Older Singaporeans may find it difficult to secure a personal loan, but following these tips can help.
It’s time to address a harsh truth: As you grow older, the chances of getting a successful personal loan diminishes.
For most of us, income diminishes at a certain age, and banks become reluctant to give credit. Don’t despair though - there are still some ways you can get around the age issue.
1. Provide Collateral for Your loan
The easiest way to get a loan, if you’re near or past retirement, is to use collateral. This is when you offer something as a guarantee, which the bank can possess if you fail to make repayment.
A collateral can be anything the bank accepts as being more valuable than the loan amount (i.e. a secured loan); this can be gold, your house, or even a portfolio of stocks. This is, in fact, one reason why some people like to keep a portion of their wealth in physical gold: they know it can be put up for a loan later, when they’re retired and don’t have a consistent source of income.
One other example of this is cash-out refinancing, also called a reverse mortgage, or second-mortgage. This is possible if you own a fully paid-up house. Under the Monetary Authority of Singapore (MAS) loan curbs, banks may loan you up to 50 per cent of the value of your private property*, even if you don’t meet income requirements like the Total Debt Servicing Ratio (TDSR).
One key advantage of using collateral is that, because the loan is secured, the bank will usually charge a low interest rate. For cash-out refinancing, for instance, the interest rate is currently around 1.6 per cent per annum; this is even lower than the rate at which your CPF accrues (2.5 per cent).

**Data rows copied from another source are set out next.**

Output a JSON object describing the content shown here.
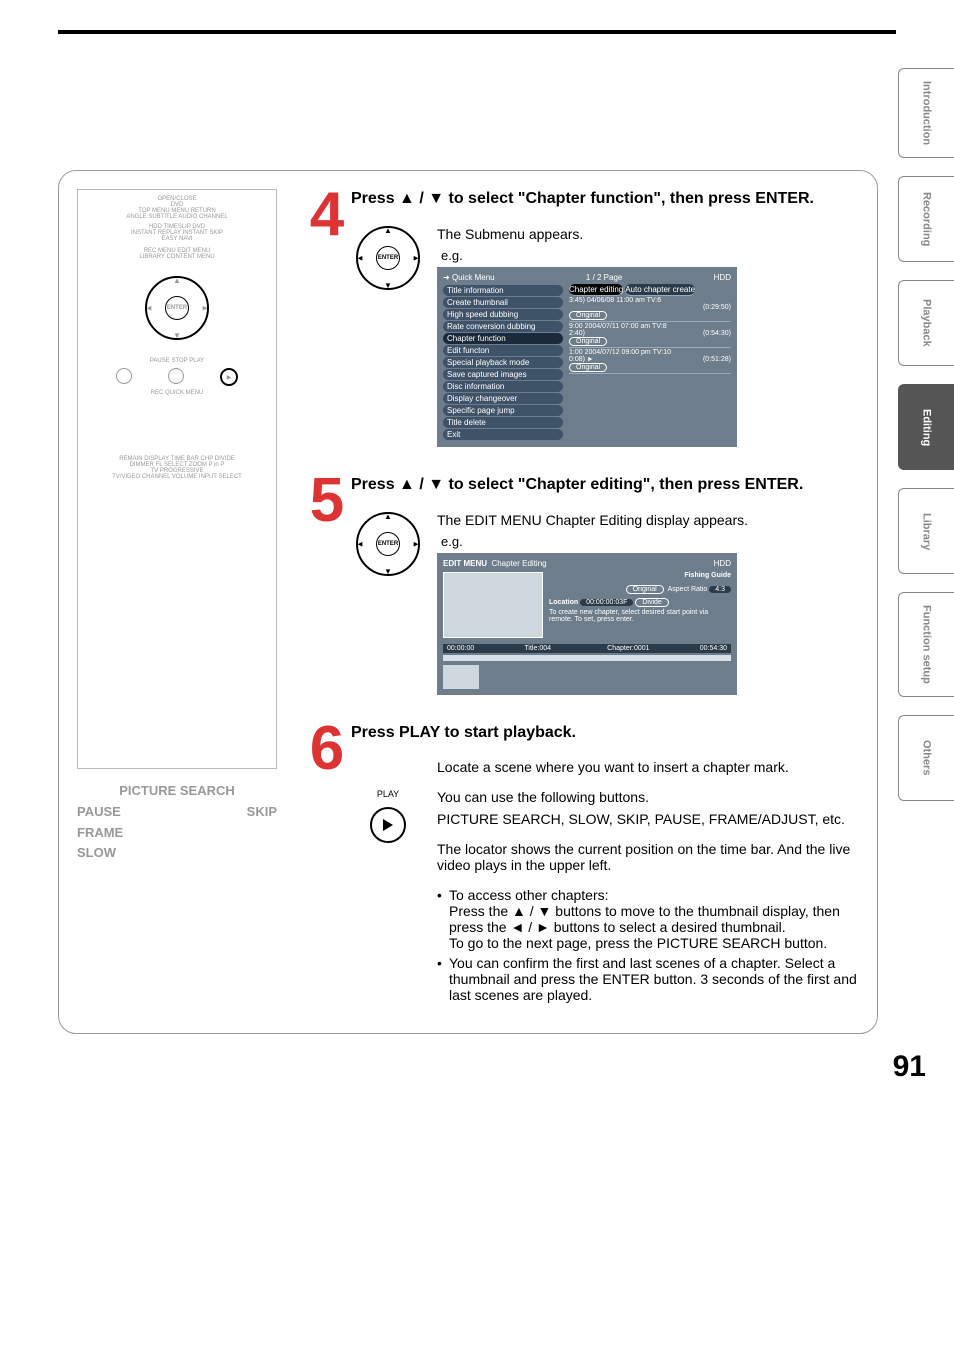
{
  "sidebar": {
    "tabs": [
      "Introduction",
      "Recording",
      "Playback",
      "Editing",
      "Library",
      "Function setup",
      "Others"
    ],
    "active_index": 3
  },
  "page_number": "91",
  "remote_labels": {
    "picture_search": "PICTURE SEARCH",
    "pause": "PAUSE",
    "skip": "SKIP",
    "frame": "FRAME",
    "slow": "SLOW"
  },
  "remote_buttons": {
    "row1": "OPEN/CLOSE",
    "dvd": "DVD",
    "row2": "TOP MENU   MENU   RETURN",
    "row3": "ANGLE   SUBTITLE   AUDIO   CHANNEL",
    "row4": "HDD   TIMESLIP   DVD",
    "row4b": "INSTANT REPLAY  INSTANT SKIP",
    "easy": "EASY NAVI",
    "row5": "REC MENU  EDIT MENU",
    "row5b": "LIBRARY            CONTENT MENU",
    "slow": "SLOW",
    "skip": "SKIP",
    "enter": "ENTER",
    "frame": "FRAME/ADJUST",
    "picsearch": "PICTURE SEARCH",
    "row6": "PAUSE   STOP   PLAY",
    "row7": "REC               QUICK MENU",
    "row8": "REMAIN  DISPLAY  TIME BAR  CHP DIVIDE",
    "row9": "DIMMER  FL SELECT  ZOOM  P in P",
    "row9b": "TV              PROGRESSIVE",
    "row10": "TV/VIDEO  CHANNEL  VOLUME  INPUT SELECT"
  },
  "steps": {
    "s4": {
      "num": "4",
      "heading": "Press ▲ / ▼ to select \"Chapter function\", then press ENTER.",
      "desc": "The Submenu appears.",
      "eg": "e.g.",
      "screen": {
        "quick_menu_label": "Quick Menu",
        "page": "1 / 2  Page",
        "hdd": "HDD",
        "menu_items": [
          "Title information",
          "Create thumbnail",
          "High speed dubbing",
          "Rate conversion dubbing",
          "Chapter function",
          "Edit functon",
          "Special playback mode",
          "Save captured images",
          "Disc information",
          "Display changeover",
          "Specific page jump",
          "Title delete",
          "Exit"
        ],
        "right_header": "Chapter editing",
        "right_sub": "Auto chapter create",
        "entries": [
          {
            "date": "04/06/08 11:00",
            "ch": "am  TV:6",
            "dur": "(0:29:50)",
            "tag": "Original",
            "time": "3:45)"
          },
          {
            "date": "2004/07/11 07:00",
            "ch": "am  TV:8",
            "dur": "(0:54:30)",
            "tag": "Original",
            "time": "2:40)",
            "left": "9:00"
          },
          {
            "date": "2004/07/12 09:00",
            "ch": "pm  TV:10",
            "dur": "(0:51:28)",
            "tag": "Original",
            "time": "0:08)",
            "left": "1:00"
          }
        ]
      }
    },
    "s5": {
      "num": "5",
      "heading": "Press ▲ / ▼ to select \"Chapter editing\", then press ENTER.",
      "desc": "The EDIT MENU Chapter Editing display appears.",
      "eg": "e.g.",
      "screen": {
        "title": "EDIT MENU",
        "subtitle": "Chapter Editing",
        "hdd": "HDD",
        "program": "Fishing Guide",
        "original": "Original",
        "aspect_label": "Aspect Ratio",
        "aspect_val": "4:3",
        "location_label": "Location",
        "location_val": "00:00:00:03F",
        "divide": "Divide",
        "instruction": "To create new chapter, select desired start point via remote. To set, press enter.",
        "timebar_left": "00:00:00",
        "title_no": "Title:004",
        "chapter_no": "Chapter:0001",
        "timebar_right": "00:54:30"
      }
    },
    "s6": {
      "num": "6",
      "heading": "Press PLAY to start playback.",
      "play_label": "PLAY",
      "p1": "Locate a scene where you want to insert a chapter mark.",
      "p2": "You can use the following buttons.",
      "p3": "PICTURE SEARCH, SLOW, SKIP, PAUSE, FRAME/ADJUST, etc.",
      "p4": "The locator shows the current position on the time bar. And the live video plays in the upper left.",
      "b1": "To access other chapters:",
      "b1a": "Press the ▲ / ▼ buttons to move to the thumbnail display, then press the ◄ / ► buttons to select a desired thumbnail.",
      "b1b": "To go to the next page, press the PICTURE SEARCH button.",
      "b2": "You can confirm the first and last scenes of a chapter. Select a thumbnail and press the ENTER button. 3 seconds of the first and last scenes are played."
    }
  }
}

*Cash-out refinancing is not possible for HDB flats, only private properties
2. Use a Guarantor for Your Loan
A guarantor is someone who agrees to pay your loan, if you fail to do so. In most cases, a guarantor needs to be at least 21 years old, a Singaporean citizen, with an income level deemed appropriate by the bank (the bigger your loan amount, the higher the guarantor’s income has to be).
While most guarantors are close friends or relatives, remember you can also make private arrangements to find a guarantor. For example, some people have drafted contracts agreeing to give their stock portfolio, or their art collection, to a guarantor if they fail to pay their loan (these may not be accepted as collateral by a bank).
3. Shorten the Loan Tenure
Sometimes, shortening the loan tenure is all it takes to get your loan approved.
For example, when it comes to home loans, you can only borrow up to 60 per cent of the property value, if your age plus the loan tenure would exceed 65. But if you shorten the loan tenure, such that your (age + loan tenure) is less than 65, you could borrow up to 80 per cent of property value instead.
Shortening the loan tenure will result in higher monthly repayments, so make sure you factor this into the budget.
4. Team up With a Younger Co-borrower
One solution is to get a younger working age adult, such as an employed child, to be a co-borrower for the loan. Banks will usually average out the age between co-borrowers, so you might count as being “younger” than you really are.
This could, in turn, help your application go through.
As a Last Resort, Consider Non-banking Financial Institutions
There are financial institutions that are not banks, such as credit unions (also known as co-operatives). These organisations can be flexible, and may provide loans when banks won’t. If you have a good credit score, it may be worth approaching them instead.
However, beware of who you approach. Be sure that you are approaching a legit credit union, not a licensed moneylender set up to look like one. If you’re unsure, don’t proceed with the loan, no matter how appealing the terms may seem.